I think it is responsible for the gray -- melancholy -- cast of her collages, and the relentless grayness of the tour de force of the exhibition, the "waterfall" of found scraps of metal installed on a tunnel-like staircase of the Villa Medici, which is where it was held. The exhibition -- in effect a retrospective -- is entitled "Tumulti" and this relentless abstract "waterfall" is the most tumultuous work in it. And also the most calm, even peculiarly serene, for the waterfall is contained on one side by a wall and on the other side neatly straight -- reasonable, after all, despite the irrational fragments of dead material that "compose" it. Indeed, Caracciolo has a strong -- I venture to say classical -- sense of composition, suggesting that her three-dimensional collage of misshapen material has a certain pre-determined shape. One can walk along the waterfall, admiring its intricate chaos -- Caracciolo seems aware of chaos theory, as the odd redundancy of her fragments suggests (like her lines, each seems to be a reflexive response to the other) -- without worrying about stepping in its Heracleitean flow twice.
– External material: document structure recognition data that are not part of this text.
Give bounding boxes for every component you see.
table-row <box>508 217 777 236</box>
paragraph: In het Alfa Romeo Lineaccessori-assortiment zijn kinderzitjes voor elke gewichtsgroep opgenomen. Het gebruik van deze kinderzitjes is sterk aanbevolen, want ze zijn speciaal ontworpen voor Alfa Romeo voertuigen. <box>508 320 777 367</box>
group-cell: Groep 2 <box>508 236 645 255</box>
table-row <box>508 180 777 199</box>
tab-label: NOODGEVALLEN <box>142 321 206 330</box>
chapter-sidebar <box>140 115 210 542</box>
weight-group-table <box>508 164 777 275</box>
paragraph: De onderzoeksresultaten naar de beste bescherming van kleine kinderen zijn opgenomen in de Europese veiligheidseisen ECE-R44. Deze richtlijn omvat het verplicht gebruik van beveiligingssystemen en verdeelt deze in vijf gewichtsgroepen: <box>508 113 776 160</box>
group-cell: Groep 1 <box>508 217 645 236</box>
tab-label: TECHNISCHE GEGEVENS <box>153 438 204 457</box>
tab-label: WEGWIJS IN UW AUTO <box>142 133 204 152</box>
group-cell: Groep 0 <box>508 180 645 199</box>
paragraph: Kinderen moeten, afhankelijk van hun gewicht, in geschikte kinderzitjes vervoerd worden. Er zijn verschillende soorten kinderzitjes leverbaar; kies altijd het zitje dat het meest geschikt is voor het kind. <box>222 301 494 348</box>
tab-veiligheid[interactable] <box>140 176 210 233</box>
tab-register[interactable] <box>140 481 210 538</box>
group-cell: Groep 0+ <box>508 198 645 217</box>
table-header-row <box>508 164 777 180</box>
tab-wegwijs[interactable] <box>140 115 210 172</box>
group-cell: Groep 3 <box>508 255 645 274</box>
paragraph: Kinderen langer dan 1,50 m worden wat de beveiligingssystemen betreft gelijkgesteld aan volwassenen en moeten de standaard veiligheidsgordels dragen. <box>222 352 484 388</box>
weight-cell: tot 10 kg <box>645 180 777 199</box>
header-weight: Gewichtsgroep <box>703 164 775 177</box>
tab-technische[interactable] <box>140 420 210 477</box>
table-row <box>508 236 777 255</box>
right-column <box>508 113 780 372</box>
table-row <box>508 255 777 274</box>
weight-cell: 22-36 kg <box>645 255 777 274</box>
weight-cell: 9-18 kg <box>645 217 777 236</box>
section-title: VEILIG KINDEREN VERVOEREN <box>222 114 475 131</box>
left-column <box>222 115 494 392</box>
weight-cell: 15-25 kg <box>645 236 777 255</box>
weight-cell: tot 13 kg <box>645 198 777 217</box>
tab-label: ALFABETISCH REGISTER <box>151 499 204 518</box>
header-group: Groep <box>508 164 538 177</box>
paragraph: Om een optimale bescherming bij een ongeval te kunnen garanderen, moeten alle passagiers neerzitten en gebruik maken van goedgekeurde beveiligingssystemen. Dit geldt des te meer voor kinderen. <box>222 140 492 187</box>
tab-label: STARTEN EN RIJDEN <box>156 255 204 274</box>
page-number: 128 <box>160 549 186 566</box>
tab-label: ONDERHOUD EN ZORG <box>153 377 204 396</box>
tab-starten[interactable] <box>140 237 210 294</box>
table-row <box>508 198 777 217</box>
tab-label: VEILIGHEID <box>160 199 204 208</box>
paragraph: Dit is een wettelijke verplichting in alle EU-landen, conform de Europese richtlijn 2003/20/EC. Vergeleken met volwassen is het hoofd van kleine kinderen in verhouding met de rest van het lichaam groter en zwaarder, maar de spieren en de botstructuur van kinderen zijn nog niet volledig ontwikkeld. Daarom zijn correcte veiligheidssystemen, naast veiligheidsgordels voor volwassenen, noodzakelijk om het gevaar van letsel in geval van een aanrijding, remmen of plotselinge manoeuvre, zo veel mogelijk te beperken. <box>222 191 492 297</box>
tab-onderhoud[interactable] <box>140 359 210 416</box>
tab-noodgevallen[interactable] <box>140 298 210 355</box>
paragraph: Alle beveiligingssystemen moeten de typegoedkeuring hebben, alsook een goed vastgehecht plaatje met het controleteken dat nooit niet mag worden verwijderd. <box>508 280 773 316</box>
We ride Caracciolo’s rapids without getting wet -- for the regressive and contemplative thrill of it. Her eloquently abstract waterfall is a seamless whole, for all its brokenness and tumultuous flow, and as such convulsively beautiful, to recall Breton’s idea of modern beauty.
Beatrice Caracciolo, "Tumulti," Jan. 23-Mar. 14, 2010, at the Académie de France à Rome - Villa Medici
DONALD KUSPIT is distinguished professor of art history and philosophy at SUNY Stony Brook and A.D. White professor at large at Cornell University.